On craignait dès lors que Top Gun : Maverick dénature le côté nanar de son modèle en ne gardant que le nom, la star et l’amour du drapeau américain. Il en est rien. Au contraire, cette suite a décidé de ne presque rien changer et le prouve dès l’introduction sur une bande son désormais bien connue, suivie d’un Tom Cruise dépoussiérant les vestiges d’une époque qu’on pensait révolue. Romance inutile, rivalités masculines et torses nus sur la plage, Maverick est un Top Gun jusqu’au bout des ongles. À ceci près qu’il est beaucoup mieux.

Loin de s’embarrasser d’un prétexte fallacieux pour relancer la machine, le long-métrage n’a qu’une ambition et elle l’affiche dans ces premières minutes (juste après un faux raccord jour / nuit) : à une époque où on remplace les pilotes par des drones, ces derniers n’ont pas dit leur dernier mot. Difficile d’y voir autre chose qu’un message adressé à Hollywood par l’une des ultimes stars d’action à l’ancienne : remballez vos fonds verts et vos doublures numériques, ici on préfère quand ça sent vraiment le kérosène.

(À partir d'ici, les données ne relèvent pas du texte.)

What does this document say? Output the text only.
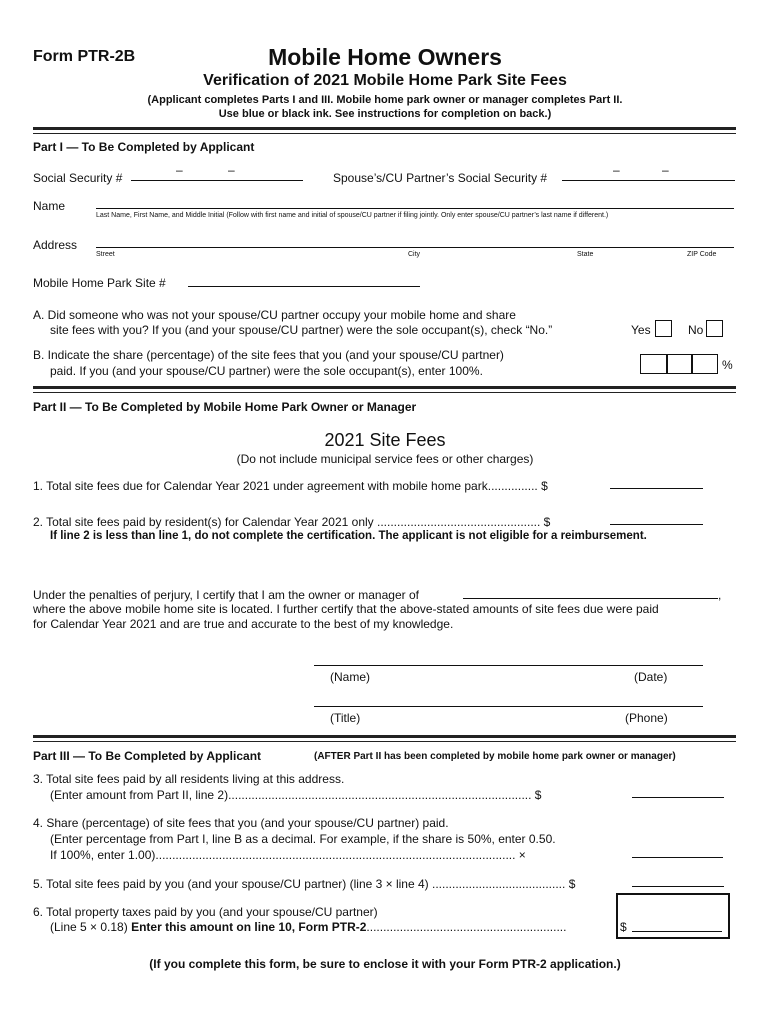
Form PTR-2B	Mobile Home Owners
Verification of 2021 Mobile Home Park Site Fees
(Applicant completes Parts I and III. Mobile home park owner or manager completes Part II.
Use blue or black ink. See instructions for completion on back.)
Part I — To Be Completed by Applicant
Social Security #
–	–
Spouse’s/CU Partner’s Social Security #
–	–
Name
Last Name, First Name, and Middle Initial (Follow with first name and initial of spouse/CU partner if filing jointly. Only enter spouse/CU partner’s last name if different.)
Address
Street	City	State	ZIP Code
Mobile Home Park Site #
A. Did someone who was not your spouse/CU partner occupy your mobile home and share
site fees with you? If you (and your spouse/CU partner) were the sole occupant(s), check “No.”	Yes	No
B. Indicate the share (percentage) of the site fees that you (and your spouse/CU partner)
paid. If you (and your spouse/CU partner) were the sole occupant(s), enter 100%.	%
Part II — To Be Completed by Mobile Home Park Owner or Manager
2021 Site Fees
(Do not include municipal service fees or other charges)
1. Total site fees due for Calendar Year 2021 under agreement with mobile home park............... $
2. Total site fees paid by resident(s) for Calendar Year 2021 only ................................................. $
If line 2 is less than line 1, do not complete the certification. The applicant is not eligible for a reimbursement.
Under the penalties of perjury, I certify that I am the owner or manager of	,
where the above mobile home site is located. I further certify that the above-stated amounts of site fees due were paid
for Calendar Year 2021 and are true and accurate to the best of my knowledge.
(Name)	(Date)
(Title)	(Phone)
Part III — To Be Completed by Applicant	(AFTER Part II has been completed by mobile home park owner or manager)
3. Total site fees paid by all residents living at this address.
(Enter amount from Part II, line 2)........................................................................................... $
4. Share (percentage) of site fees that you (and your spouse/CU partner) paid.
(Enter percentage from Part I, line B as a decimal. For example, if the share is 50%, enter 0.50.
If 100%, enter 1.00)............................................................................................................ ×
5. Total site fees paid by you (and your spouse/CU partner) (line 3 × line 4) ........................................ $
6. Total property taxes paid by you (and your spouse/CU partner)
(Line 5 × 0.18) Enter this amount on line 10, Form PTR-2............................................................	$
(If you complete this form, be sure to enclose it with your Form PTR-2 application.)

L’ensemble de Top Gun : Maverick transpire cette envie de ressusciter les films d’action où les effets n’étaient pas entièrement travaillés en post-production, notamment en plaçant son casting à bord de véritables F-18 (pilotés par des militaires). Un goût pour le réel qui se ressent immédiatement sur les visages et sur les séquences de vols où la caméra de Joseph Kosinski parvient à nous filer une adrénaline qu’on n’avait pas ressenti depuis bien longtemps. Si on pouvait se moquer de Top Gun, la version Maverick pose son affiche à côté de la définition de grand spectacle.
Un monument à la gloire de Tom Cruise
Pour les allergiques à Tom Cruise, Top Gun : Maverick risque d’être compliqué à visionner. Si le film se veut le représentant d’un certain cinéma, il est également (surtout ?) une publicité de deux heures pour celui dont la légende remplace désormais la réalité. Du nom de son personnage dans le titre jusqu’à une affiche seul en scène, le métrage est le symbole de ce que représente Tom Cruise aux yeux de Tom Cruise.

En 86, l’acteur monte, mais ne connaît pas encore la gloire populaire et il partage l’affiche avec sa partenaire Kelly McGillis. En 2022, l’homme, qui va fêter ses 60 ans, repousse constamment ses limites physiques en réalisant ses propres cascades et affiche toujours cette gueule d’éternel séducteur au sourire colgate (dont on peut se moquer sans parvenir à y résister).
Et si Tom Cruise a toujours su se raconter à travers sa filmographie, jamais un film n’aura porté l’exercice d’auto-contemplation à un tel paroxysme. Tout y est à son service avec une béatitude assumée. Que le problème soit militaire, personnel, sentimental, Maverick est la solution parce que Tom Cruise peut tout, pour tout le monde. Comment l’imaginer chez Marvel alors qu’au-delà d’un dégoût pour le fond vert, la star se voit déjà comme un super-héros ?

Le pire, c’est que cette glorification n’a rien d’usante et participe à la réussite d’un film puisqu’elle se présente comme un miroir de cette envie de redonner ses ailes à un certain cinéma. Là où sa génération passent la main, succombant à l’âge où aux nouvelles manières de faire, l’acteur continue de s’envoler comme s’il était le dernier de son espèce.